Lea Steininger: Nichts ist teurer, als nichts zu tun. Da geht es aber nicht nur um Geld, da geht es vielmehr darum, sich zu überlegen, was sind sinnvolle Maßnahmen. Wie können wir unsere Wirtschaftsordnungsform transformieren auf eine nachhaltige Art und Weise, und diese Fragen brauchen viel mehr Aufmerksamkeit. Ein kollabierendes Ökosystem interessiert sich nicht für buchhalterische Größen. 
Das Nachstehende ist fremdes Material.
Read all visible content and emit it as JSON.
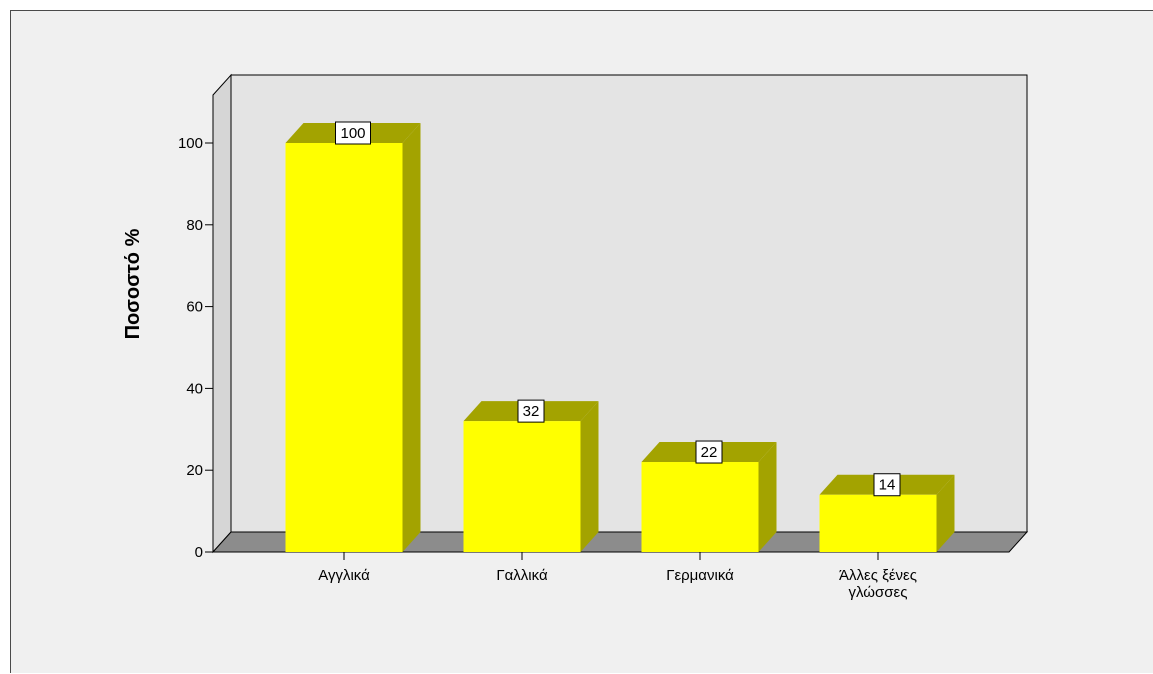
{
  "chart_data": {
    "type": "bar",
    "categories": [
      "Αγγλικά",
      "Γαλλικά",
      "Γερμανικά",
      "Άλλες ξένες γλώσσες"
    ],
    "category_label_lines": [
      [
        "Αγγλικά"
      ],
      [
        "Γαλλικά"
      ],
      [
        "Γερμανικά"
      ],
      [
        "Άλλες ξένες",
        "γλώσσες"
      ]
    ],
    "values": [
      100,
      32,
      22,
      14
    ],
    "data_labels": [
      "100",
      "32",
      "22",
      "14"
    ],
    "title": "",
    "xlabel": "",
    "ylabel": "Ποσοστό %",
    "ylim": [
      0,
      100
    ],
    "yticks": [
      0,
      20,
      40,
      60,
      80,
      100
    ],
    "grid": false,
    "three_d": true,
    "colors": {
      "bar_front": "#ffff00",
      "bar_side": "#a3a300",
      "bar_top": "#a3a300",
      "back_wall": "#e4e4e4",
      "left_wall": "#d6d6d6",
      "floor": "#8c8c8c",
      "background": "#f0f0f0"
    }
  }
}
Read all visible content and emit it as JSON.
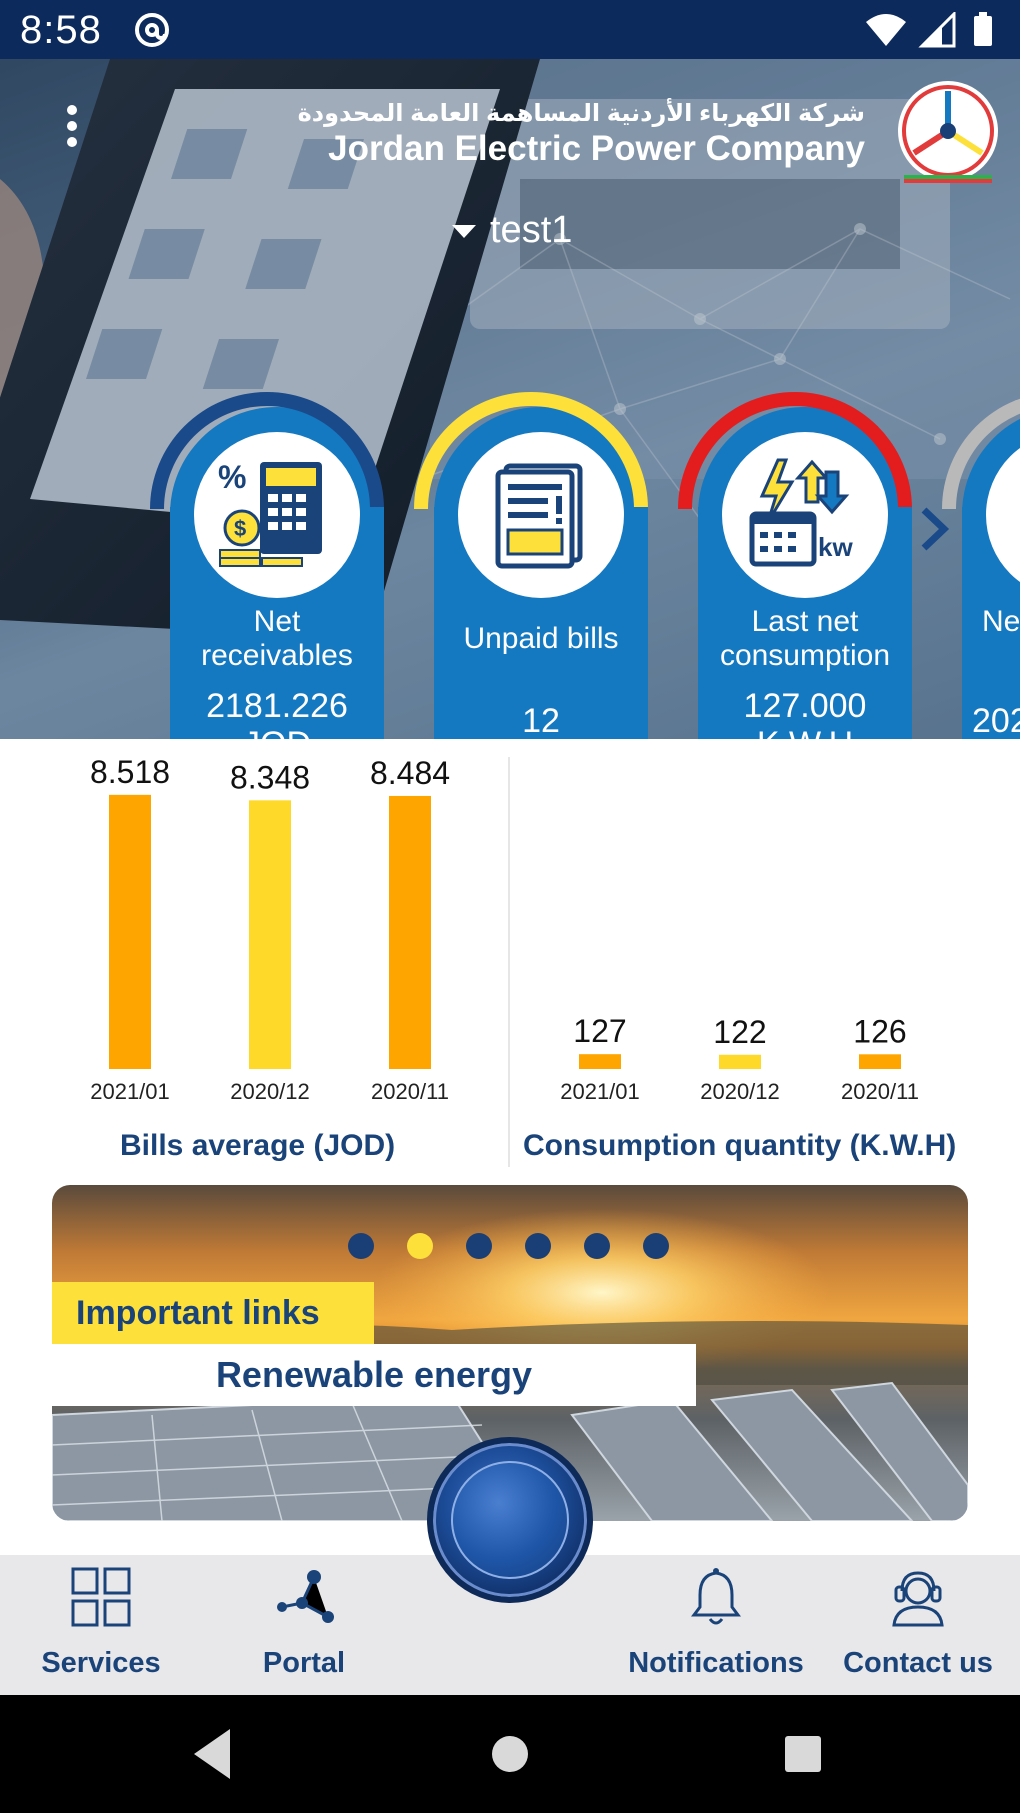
{
  "status_bar": {
    "time": "8:58"
  },
  "header": {
    "brand_arabic": "شركة الكهرباء الأردنية المساهمة العامة المحدودة",
    "brand_english": "Jordan Electric Power Company",
    "account": "test1"
  },
  "cards": [
    {
      "title_line1": "Net",
      "title_line2": "receivables",
      "value_line1": "2181.226",
      "value_line2": "JOD",
      "arch_color": "#1a4a8a",
      "icon": "calculator-coins-icon"
    },
    {
      "title_line1": "Unpaid bills",
      "title_line2": "",
      "value_line1": "12",
      "value_line2": "",
      "arch_color": "#fde03a",
      "icon": "bill-document-icon"
    },
    {
      "title_line1": "Last net",
      "title_line2": "consumption",
      "value_line1": "127.000",
      "value_line2": "K.W.H",
      "arch_color": "#e31d1d",
      "icon": "energy-kw-icon"
    },
    {
      "title_line1": "Ne",
      "title_line2": "",
      "value_line1": "202",
      "value_line2": "",
      "arch_color": "#b9b9b9",
      "icon": "partial-icon"
    }
  ],
  "chart_data": [
    {
      "type": "bar",
      "title": "Bills average (JOD)",
      "categories": [
        "2021/01",
        "2020/12",
        "2020/11"
      ],
      "values": [
        8.518,
        8.348,
        8.484
      ],
      "value_labels": [
        "8.518",
        "8.348",
        "8.484"
      ],
      "colors": [
        "#ffa500",
        "#ffd92a",
        "#ffa500"
      ],
      "ylim": [
        0,
        8.7
      ]
    },
    {
      "type": "bar",
      "title": "Consumption quantity (K.W.H)",
      "categories": [
        "2021/01",
        "2020/12",
        "2020/11"
      ],
      "values": [
        127,
        122,
        126
      ],
      "value_labels": [
        "127",
        "122",
        "126"
      ],
      "colors": [
        "#ffa500",
        "#ffd92a",
        "#ffa500"
      ],
      "ylim": [
        0,
        2400
      ]
    }
  ],
  "banner": {
    "label1": "Important links",
    "label2": "Renewable energy",
    "dot_count": 6,
    "active_dot": 1
  },
  "bottom_nav": {
    "services": "Services",
    "portal": "Portal",
    "notifications": "Notifications",
    "contact": "Contact us"
  }
}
Ein Punkt in der sozial-ökologische Reform wäre eine Arbeitsplatzgarantie letzter Instanz, also zu sagen, dass jede Person, die eine Arbeit sucht, eine bekommt. Die Herausforderung der Klimakrise ist so massiv, es gibt genug zu tun, natürlich haben wir genug Arbeit. Warum sollte da irgendjemand arbeitslos zu Hause sitzen und nicht arbeiten gehen können? Und das sind typischerweise auch Jobs, die sehr nachhaltig sind, weil dazu gehört Pflege, Recycling, Umweltschutz, Kunst, Dinge, die nicht unbedingt unternehmerisch profitabel sind, aber trotzdem gesellschaftlich befürwortenswert. Das bedeutet gleichzeitig eine automatische Konjunkturstabilisierung, weil die Arbeitslosigkeit sich während Rezessionen nicht erhöhen würde, wenn Unternehmen Leute entlassen, sondern dass dann Leute trotzdem sinnstiftende Tätigkeiten ausführen, Einkommen beziehen und gesellschaftlich integriert sind. Insofern Win-Win.

Zur Person:

Lea Steininger: ist Volkswirtin und lehrt und forscht seit 2019 an der Wirtschaftsuniversität Wien. Zuvor war sie in der Forschungsabteilung der Europäischen Zentralbank in Frankfurt tätig. Ihre Forschungsschwerpunkte sind Geldtheorie und –politik sowie angewandte Ökonometrie. Sie arbeitet zudem an ihrer Dissertation zum Thema „Abhandlungen monetärer Ökonomie“.